All’attenzione di Angela Merkel, Cancelliera della Repubblica Federale di Germania, Willy Brandt Straße numero 1, 10557 Berlino: così scrisse nello spazio riservato al destinatario, mentre nell’angolo in alto a sinistra della busta, dove di solito si indica il mittente, aggiunse soltanto Herscht 07769, e nient’altro, perché voleva far capire fin dall’intestazione la natura strettamente confidenziale di tutta quella faccenda, e comunque era sua ferma convinzione che non ci fosse motivo di perdere altro tempo con la busta, di fornire cioè ulteriori indicazioni su di sé, poiché in base al codice di avviamento il sistema postale avrebbe subito indirizzato la risposta a Kana, mentre qui a Kana lo avrebbero subito identificato in base al solo cognome, ma quel che contava, riguardo all’essenza stessa della faccenda, lì nella lettera, appena ripiegata con grande cura e infilata all’interno della busta, c’era già scritto tutto, tutto quanto, spiegato con le sue proprie parole, a cominciare da certi fatti che la Cancelliera, forte della sua formazione scientifica, avrebbe immediatamente capito, e con assoluta chiarezza, avrebbe cioè subito colto il nocciolo di quello che lui intendeva comunicare, lui qui a Kana, in Turingia, ossia lei avrebbe capito all’istante ed esattamente che cosa lui intendesse quando cercava di attirare la sua attenzione sul fatto che una leader come lei a volte doveva pur affrontare oltre ai problemi quotidiani del Paese, anche altre questioni e altri problemi, all’apparenza ben lontani dai problemi quotidiani, soprattutto quando questi altri problemi assediavano proprio la vita quotidiana, perché la stanno assediando, e con una forza che più distruttiva non potrebbe essere, era proprio di questo che si stava trattando qui: di un assedio, di un fatto che minacciava fin dalle sue fondamenta l’intero Paese, e anzi, secondo lui, l’intera umanità, minacciava l’esistenza stessa degli uomini, scuoteva l’intero ordine sociale, e lo faceva manifestandosi contemporaneamente da diverse prospettive di pericolo, delle quali lui, qui e ora, doveva mettere in risalto solo la più importante, ossia l’allarme di natura filosofica implicito nelle descrizioni dei processi apparentemente inspiegabili emersi durante gli esperimenti sul vuoto, poiché è diventato chiaro, in realtà molto tempo fa, ma lui è venuto a saperlo solo ora, cioè si è reso evidente che nello spazio comunemente inteso come del tutto vuoto si svolgono comunque degli eventi, […]

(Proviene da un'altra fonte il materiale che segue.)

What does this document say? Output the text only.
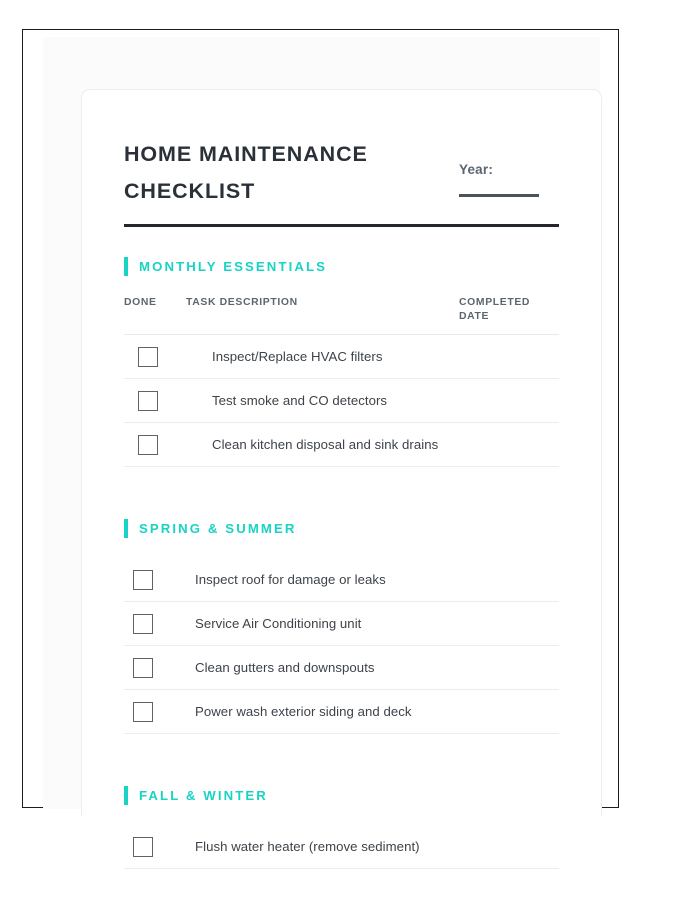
HOME MAINTENANCE CHECKLIST
Year:
MONTHLY ESSENTIALS
DONE	TASK DESCRIPTION	COMPLETED DATE
Inspect/Replace HVAC filters
Test smoke and CO detectors
Clean kitchen disposal and sink drains
SPRING & SUMMER
Inspect roof for damage or leaks
Service Air Conditioning unit
Clean gutters and downspouts
Power wash exterior siding and deck
FALL & WINTER
Flush water heater (remove sediment)
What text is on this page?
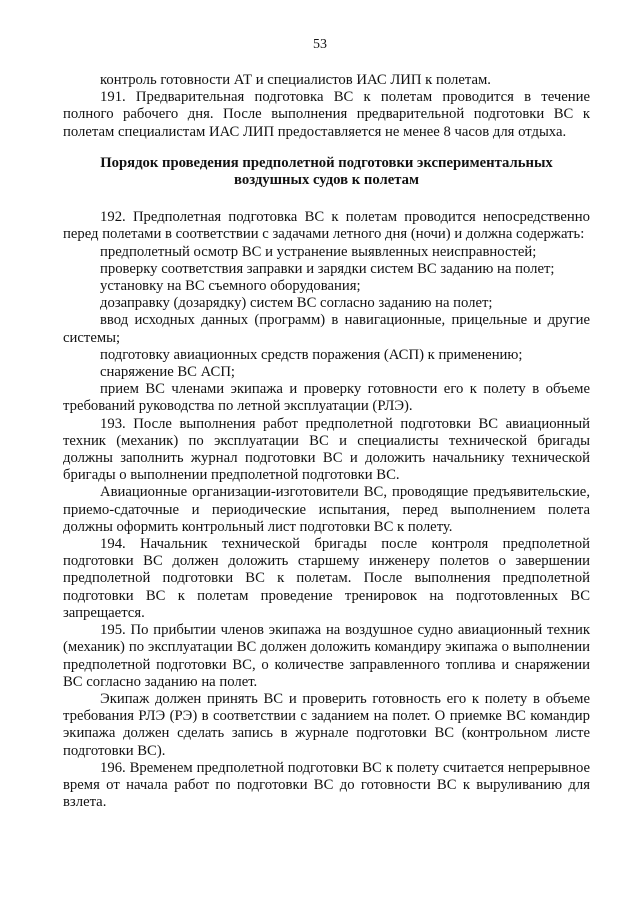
53

контроль готовности АТ и специалистов ИАС ЛИП к полетам.

191. Предварительная подготовка ВС к полетам проводится в течение полного рабочего дня. После выполнения предварительной подготовки ВС к полетам специалистам ИАС ЛИП предоставляется не менее 8 часов для отдыха.

Порядок проведения предполетной подготовки экспериментальных воздушных судов к полетам

192. Предполетная подготовка ВС к полетам проводится непосредственно перед полетами в соответствии с задачами летного дня (ночи) и должна содержать:

предполетный осмотр ВС и устранение выявленных неисправностей;

проверку соответствия заправки и зарядки систем ВС заданию на полет;

установку на ВС съемного оборудования;

дозаправку (дозарядку) систем ВС согласно заданию на полет;

ввод исходных данных (программ) в навигационные, прицельные и другие системы;

подготовку авиационных средств поражения (АСП) к применению;

снаряжение ВС АСП;

прием ВС членами экипажа и проверку готовности его к полету в объеме требований руководства по летной эксплуатации (РЛЭ).

193. После выполнения работ предполетной подготовки ВС авиационный техник (механик) по эксплуатации ВС и специалисты технической бригады должны заполнить журнал подготовки ВС и доложить начальнику технической бригады о выполнении предполетной подготовки ВС.

Авиационные организации-изготовители ВС, проводящие предъявительские, приемо-сдаточные и периодические испытания, перед выполнением полета должны оформить контрольный лист подготовки ВС к полету.

194. Начальник технической бригады после контроля предполетной подготовки ВС должен доложить старшему инженеру полетов о завершении предполетной подготовки ВС к полетам. После выполнения предполетной подготовки ВС к полетам проведение тренировок на подготовленных ВС запрещается.

195. По прибытии членов экипажа на воздушное судно авиационный техник (механик) по эксплуатации ВС должен доложить командиру экипажа о выполнении предполетной подготовки ВС, о количестве заправленного топлива и снаряжении ВС согласно заданию на полет.

Экипаж должен принять ВС и проверить готовность его к полету в объеме требования РЛЭ (РЭ) в соответствии с заданием на полет. О приемке ВС командир экипажа должен сделать запись в журнале подготовки ВС (контрольном листе подготовки ВС).

196. Временем предполетной подготовки ВС к полету считается непрерывное время от начала работ по подготовки ВС до готовности ВС к выруливанию для взлета.
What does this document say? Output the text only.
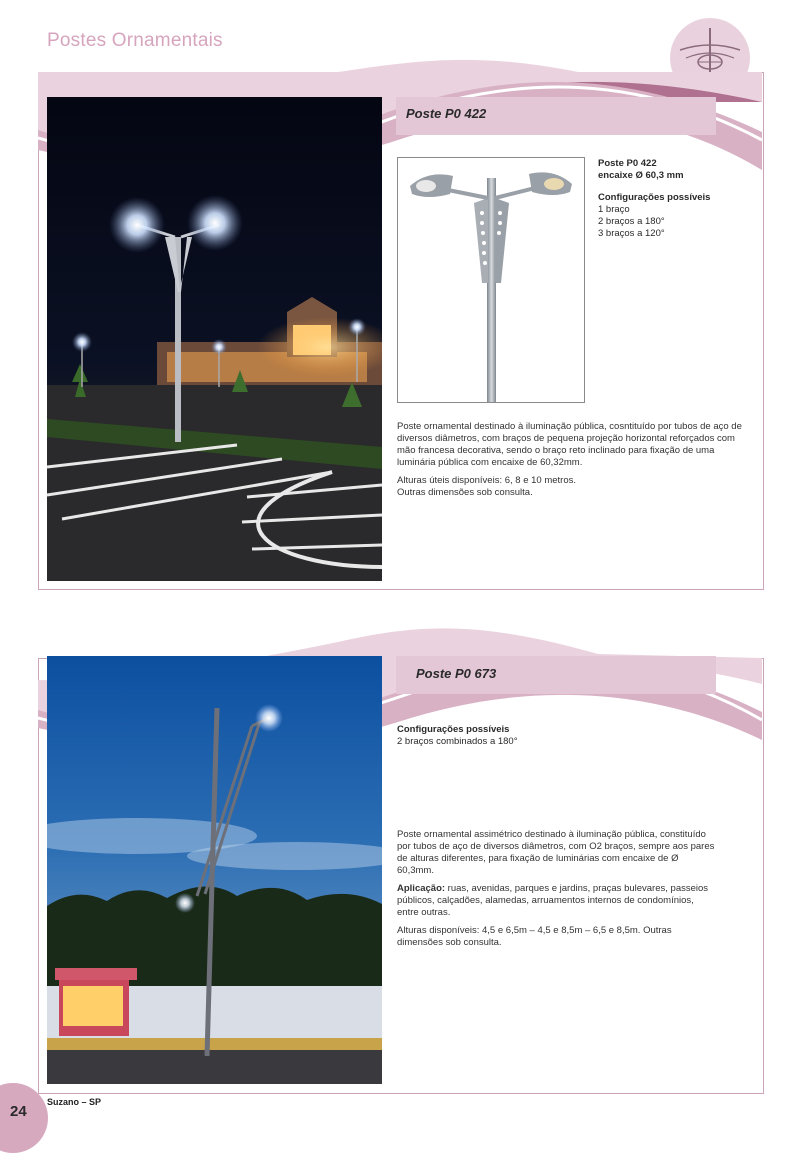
Postes Ornamentais
Poste P0 422
Poste P0 422
encaixe Ø 60,3 mm
Configurações possíveis
1 braço
2 braços a 180°
3 braços a 120°

Poste ornamental destinado à iluminação pública, cosntituído por tubos de aço de diversos diâmetros, com braços de pequena projeção horizontal reforçados com mão francesa decorativa, sendo o braço reto inclinado para fixação de uma luminária pública com encaixe de 60,32mm.

Alturas úteis disponíveis: 6, 8 e 10 metros.
Outras dimensões sob consulta.
Poste P0 673
Configurações possíveis
2 braços combinados a 180°

Poste ornamental assimétrico destinado à iluminação pública, constituído por tubos de aço de diversos diâmetros, com O2 braços, sempre aos pares de alturas diferentes, para fixação de luminárias com encaixe de Ø 60,3mm.

Aplicação: ruas, avenidas, parques e jardins, praças bulevares, passeios públicos, calçadões, alamedas, arruamentos internos de condomínios, entre outras.

Alturas disponíveis: 4,5 e 6,5m – 4,5 e 8,5m – 6,5 e 8,5m. Outras dimensões sob consulta.

24
Suzano – SP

Kana, solitaria e desolata città della Turingia, ha attratto un manipolo di neonazisti. Gli abitanti li guardano con timore e sospetto. Solo Florian Herscht è convinto di poter mantenere amicizia con entrambi gli schieramenti. È un uomo robusto, gentile, che crede nella musica di Bach, ha paura dei tatuaggi, ed è convinto che l’universo sia condannato ad annientarsi e per informare tutti della catastrofe scrive lettere in modo ossessivo, persino ad Angela Merkel, che non gli risponde mai. All’improvviso al limitare della foresta arrivano i lupi: la fine del mondo si avvicina.

Millenarismo, catastrofismo o solo consapevolezza che siamo ormai sull’orlo di un baratro?